Monday, October 8, 2012

The Masquerade Landsknech Mask

On of the primary reasons I am pressing so hard to get my Landsknecht outfit done is because there is an even next month which has a German theme and a grand masquerade ball at the end.  I'm really looking forward to the ball and wanted to make a new leather mask to wear.  Never done that before, but why should that stop my.  I started watching You Tube videos and checking the internet and determined that I didn't care if my method was period or not.  What I REALLY wan from this project is a cool mask to wear to the ball.  I'd like it to be done without modern materials, but that's not critical to the success.  

I started with a proof on concept test.  I have an image in my head of what I want the mask to look like.  Lots of colors to match my outfit.  Beak like proboscis and lots of fringe like pointy twisty type things... well You'll see later.  First step is to see how tough it really is to cut and shape leather into a mask.

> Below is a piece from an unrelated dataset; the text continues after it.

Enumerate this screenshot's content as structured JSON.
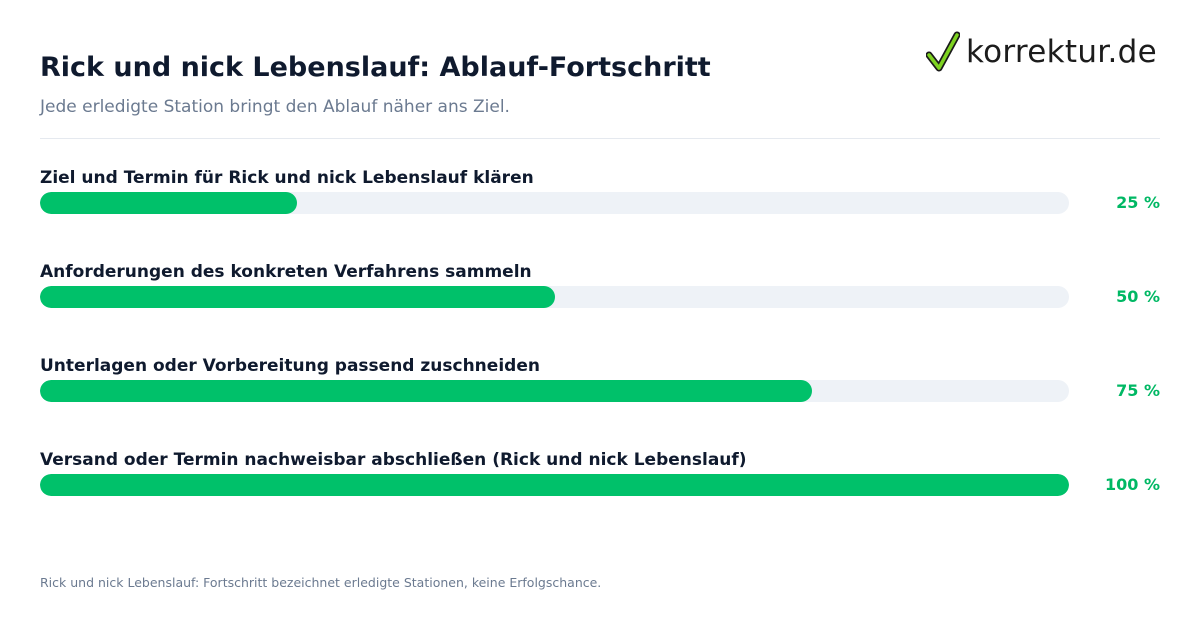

I cut this out of a scrap I had in the basement.  Probably about 4oz. leather.  Not sure though.  Dampened it and did some quick tooling.  Again, proof of concept.  Design wasn't important.  Wanted to see how well the tooling held up when shaped and how easy it would be to work with.

After about 10 minutes cutting and tooling.  Kids were going to bed and so my banging had to stop.  Oh well.  I had enough to do my test.  I then soaked the piece in the sink for about 30 seconds.  Yup. That's it.  I noticed that as it got wet the definition of the tooling started to pop out.  Oh well.  next time I'll whack a little harder and soak a little longer.

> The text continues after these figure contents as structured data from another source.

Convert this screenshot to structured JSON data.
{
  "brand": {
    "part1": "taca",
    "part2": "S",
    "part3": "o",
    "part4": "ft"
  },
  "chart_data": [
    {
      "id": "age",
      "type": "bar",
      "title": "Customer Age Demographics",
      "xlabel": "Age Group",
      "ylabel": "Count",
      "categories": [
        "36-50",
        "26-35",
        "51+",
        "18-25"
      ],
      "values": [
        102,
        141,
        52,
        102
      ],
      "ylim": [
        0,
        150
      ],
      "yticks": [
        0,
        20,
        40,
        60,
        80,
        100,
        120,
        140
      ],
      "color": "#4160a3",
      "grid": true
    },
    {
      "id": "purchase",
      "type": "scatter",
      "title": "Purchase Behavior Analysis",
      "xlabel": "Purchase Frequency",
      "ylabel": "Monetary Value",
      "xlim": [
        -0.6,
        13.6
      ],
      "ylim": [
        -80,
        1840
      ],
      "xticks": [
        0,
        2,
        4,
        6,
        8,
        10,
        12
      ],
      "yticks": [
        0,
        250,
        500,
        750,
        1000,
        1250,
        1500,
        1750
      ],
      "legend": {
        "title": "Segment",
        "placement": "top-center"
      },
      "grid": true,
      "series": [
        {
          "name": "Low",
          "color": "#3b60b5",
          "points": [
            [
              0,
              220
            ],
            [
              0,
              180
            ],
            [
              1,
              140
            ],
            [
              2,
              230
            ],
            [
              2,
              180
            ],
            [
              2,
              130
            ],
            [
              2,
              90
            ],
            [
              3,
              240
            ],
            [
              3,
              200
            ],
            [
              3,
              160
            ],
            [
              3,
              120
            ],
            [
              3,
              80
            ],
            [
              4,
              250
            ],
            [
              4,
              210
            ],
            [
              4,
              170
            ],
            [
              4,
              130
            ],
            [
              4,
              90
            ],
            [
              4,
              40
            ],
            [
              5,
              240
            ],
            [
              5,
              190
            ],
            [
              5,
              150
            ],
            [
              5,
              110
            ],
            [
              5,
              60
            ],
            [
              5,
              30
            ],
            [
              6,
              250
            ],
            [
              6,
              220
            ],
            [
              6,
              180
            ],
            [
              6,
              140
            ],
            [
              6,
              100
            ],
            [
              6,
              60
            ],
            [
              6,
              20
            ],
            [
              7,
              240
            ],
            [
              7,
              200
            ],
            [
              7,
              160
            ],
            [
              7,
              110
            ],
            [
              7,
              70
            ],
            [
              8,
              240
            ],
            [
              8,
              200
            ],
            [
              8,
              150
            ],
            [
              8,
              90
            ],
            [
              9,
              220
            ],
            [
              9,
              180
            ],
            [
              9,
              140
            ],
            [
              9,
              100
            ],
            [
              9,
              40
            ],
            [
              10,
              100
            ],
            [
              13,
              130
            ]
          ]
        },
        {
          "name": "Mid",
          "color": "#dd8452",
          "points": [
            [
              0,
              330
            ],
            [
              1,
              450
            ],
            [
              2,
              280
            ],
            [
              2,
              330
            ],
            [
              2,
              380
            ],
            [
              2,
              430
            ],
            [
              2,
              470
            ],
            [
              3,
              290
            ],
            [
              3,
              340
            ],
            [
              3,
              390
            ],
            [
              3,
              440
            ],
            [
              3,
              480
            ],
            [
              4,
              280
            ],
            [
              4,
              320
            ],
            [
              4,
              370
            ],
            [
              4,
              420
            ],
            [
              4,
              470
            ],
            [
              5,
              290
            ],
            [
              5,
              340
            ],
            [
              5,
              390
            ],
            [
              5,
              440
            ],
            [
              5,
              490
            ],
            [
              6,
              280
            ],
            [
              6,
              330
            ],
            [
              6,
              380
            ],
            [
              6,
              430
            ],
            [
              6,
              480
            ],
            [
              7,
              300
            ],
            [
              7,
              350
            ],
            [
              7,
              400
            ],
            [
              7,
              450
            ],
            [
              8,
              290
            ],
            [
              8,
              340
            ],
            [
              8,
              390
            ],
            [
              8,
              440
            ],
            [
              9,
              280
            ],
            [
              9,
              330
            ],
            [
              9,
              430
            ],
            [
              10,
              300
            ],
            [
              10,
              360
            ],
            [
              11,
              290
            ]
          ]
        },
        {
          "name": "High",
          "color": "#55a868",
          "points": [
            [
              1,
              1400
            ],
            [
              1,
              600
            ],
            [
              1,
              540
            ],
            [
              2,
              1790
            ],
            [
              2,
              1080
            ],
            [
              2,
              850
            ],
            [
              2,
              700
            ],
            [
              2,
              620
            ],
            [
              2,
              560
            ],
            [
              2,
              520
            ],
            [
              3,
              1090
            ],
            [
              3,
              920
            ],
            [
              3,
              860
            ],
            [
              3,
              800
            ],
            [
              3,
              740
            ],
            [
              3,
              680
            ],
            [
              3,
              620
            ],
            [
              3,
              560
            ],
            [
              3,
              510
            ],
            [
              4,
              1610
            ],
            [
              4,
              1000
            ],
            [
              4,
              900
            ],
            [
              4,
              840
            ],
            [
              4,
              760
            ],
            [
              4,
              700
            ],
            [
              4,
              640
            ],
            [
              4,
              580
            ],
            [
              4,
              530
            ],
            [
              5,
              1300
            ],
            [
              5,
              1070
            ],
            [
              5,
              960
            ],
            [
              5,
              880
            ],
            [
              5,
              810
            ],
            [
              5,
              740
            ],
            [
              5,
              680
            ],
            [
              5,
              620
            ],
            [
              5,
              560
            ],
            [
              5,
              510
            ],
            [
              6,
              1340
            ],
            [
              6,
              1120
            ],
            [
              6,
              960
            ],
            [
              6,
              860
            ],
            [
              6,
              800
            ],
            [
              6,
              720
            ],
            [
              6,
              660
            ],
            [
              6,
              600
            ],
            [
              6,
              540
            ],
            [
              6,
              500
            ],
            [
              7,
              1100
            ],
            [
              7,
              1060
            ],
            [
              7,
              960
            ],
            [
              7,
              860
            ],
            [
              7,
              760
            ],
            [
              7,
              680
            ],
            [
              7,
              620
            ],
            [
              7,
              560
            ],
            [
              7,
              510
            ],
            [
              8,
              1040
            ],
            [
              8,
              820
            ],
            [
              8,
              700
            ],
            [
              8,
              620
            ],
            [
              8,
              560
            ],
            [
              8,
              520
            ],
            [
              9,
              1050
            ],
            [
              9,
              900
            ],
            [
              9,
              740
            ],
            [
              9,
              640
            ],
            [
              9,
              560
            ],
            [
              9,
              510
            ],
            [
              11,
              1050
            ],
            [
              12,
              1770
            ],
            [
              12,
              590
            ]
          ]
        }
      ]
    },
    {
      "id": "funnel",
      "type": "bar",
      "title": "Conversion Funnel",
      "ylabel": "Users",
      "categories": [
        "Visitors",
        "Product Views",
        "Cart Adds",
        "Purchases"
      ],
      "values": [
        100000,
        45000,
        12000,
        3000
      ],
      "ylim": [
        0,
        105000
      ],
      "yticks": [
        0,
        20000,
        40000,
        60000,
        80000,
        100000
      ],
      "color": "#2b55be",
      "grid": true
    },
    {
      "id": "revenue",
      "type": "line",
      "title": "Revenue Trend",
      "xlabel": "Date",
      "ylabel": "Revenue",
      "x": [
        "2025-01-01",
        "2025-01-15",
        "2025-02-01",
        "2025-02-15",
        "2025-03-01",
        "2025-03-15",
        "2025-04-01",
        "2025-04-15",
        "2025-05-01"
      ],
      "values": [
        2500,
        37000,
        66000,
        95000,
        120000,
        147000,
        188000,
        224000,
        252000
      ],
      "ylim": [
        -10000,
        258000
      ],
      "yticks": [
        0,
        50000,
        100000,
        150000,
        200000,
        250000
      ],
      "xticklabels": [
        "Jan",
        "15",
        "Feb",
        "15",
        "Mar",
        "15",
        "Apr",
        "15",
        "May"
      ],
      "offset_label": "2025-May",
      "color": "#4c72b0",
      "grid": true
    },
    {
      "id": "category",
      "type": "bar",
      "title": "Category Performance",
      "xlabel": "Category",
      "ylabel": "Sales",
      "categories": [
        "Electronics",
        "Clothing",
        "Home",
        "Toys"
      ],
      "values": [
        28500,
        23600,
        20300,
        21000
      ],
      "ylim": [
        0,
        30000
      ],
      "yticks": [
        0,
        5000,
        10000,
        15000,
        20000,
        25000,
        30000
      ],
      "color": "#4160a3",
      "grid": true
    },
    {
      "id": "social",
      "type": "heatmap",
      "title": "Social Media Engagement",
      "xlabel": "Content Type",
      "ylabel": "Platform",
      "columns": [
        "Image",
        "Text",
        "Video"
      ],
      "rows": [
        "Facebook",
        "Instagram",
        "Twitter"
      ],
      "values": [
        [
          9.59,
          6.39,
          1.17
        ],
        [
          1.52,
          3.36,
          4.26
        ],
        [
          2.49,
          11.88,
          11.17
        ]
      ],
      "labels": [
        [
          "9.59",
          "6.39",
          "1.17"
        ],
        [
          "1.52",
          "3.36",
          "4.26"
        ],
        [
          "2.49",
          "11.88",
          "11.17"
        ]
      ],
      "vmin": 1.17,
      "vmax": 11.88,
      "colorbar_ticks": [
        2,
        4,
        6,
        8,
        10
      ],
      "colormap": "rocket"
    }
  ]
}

I placed the wet leather onto a styrofoam head I got from Hobby Lobby for $6.  pinned it down along the edges.  This head isnt' exacty my head shape and so this was a concern at first.  I tried my glasses on the head and the width was fine, so I went with it.  I'll have to tweak the nose and brow on the final version though.  I twisted some of the "fringes" as a test to see how well they would hold.  I didn't use a hair dryer as I had seen on some YouTube videos.  First test.  Maybe next time.

Let sit over night and it was dry.  Looked good too.  The pins came out rather easily.  I was afraid that the leather would shrink around them and make them hard to pull, but nope.  Next time I will use pins with a bigger head, but they all pulled out OK.

Dried rather hard already too.  I had seen some videos which baked the piece to fully harden it.  I didn't do that at this point.  I have since tried that and it does get a  LOT harder if you do that.  Final version I'll bake it before I begin the painting.

Now again, the paint isn't important.  This isn't the final design.  I wanted to simply try the paint on leather.  I used a period gouache for all of the coloring.  It drys rather dull so I also used another period material, glare.  I made some egg white glare from a dozen very old eggs.  Like stinky rotten old.  I was informed that the age of the eggs doesn't matter when making glare.  Never done it, so that was a fun experiment.

Here you can really see the impact of the glare.  It dries very shiny and will stay that way.  Next time I'll mix it with the paint as I go along instead of simply painting the glare afterwords.  The glare will also make the gouache color fast.  Normally gouache will smear when wet, but when mixed with glare it will hold it's color for hundreds of years.  Just ask a scribe!

Digging the shape, texture and color.  The proof of concept was a success!  I know I have to work on the shape of the model nose because it's just not my nose shape.  Other than that I'm really happy with the way it came out.  Took about 30 minutes playing with the leather and another 30 playing with the paint.  I'll probably add some shell gold and some eyebrows made from peacock feathers, but other than that I'm really looking forward to the final mask being made much as I did this one.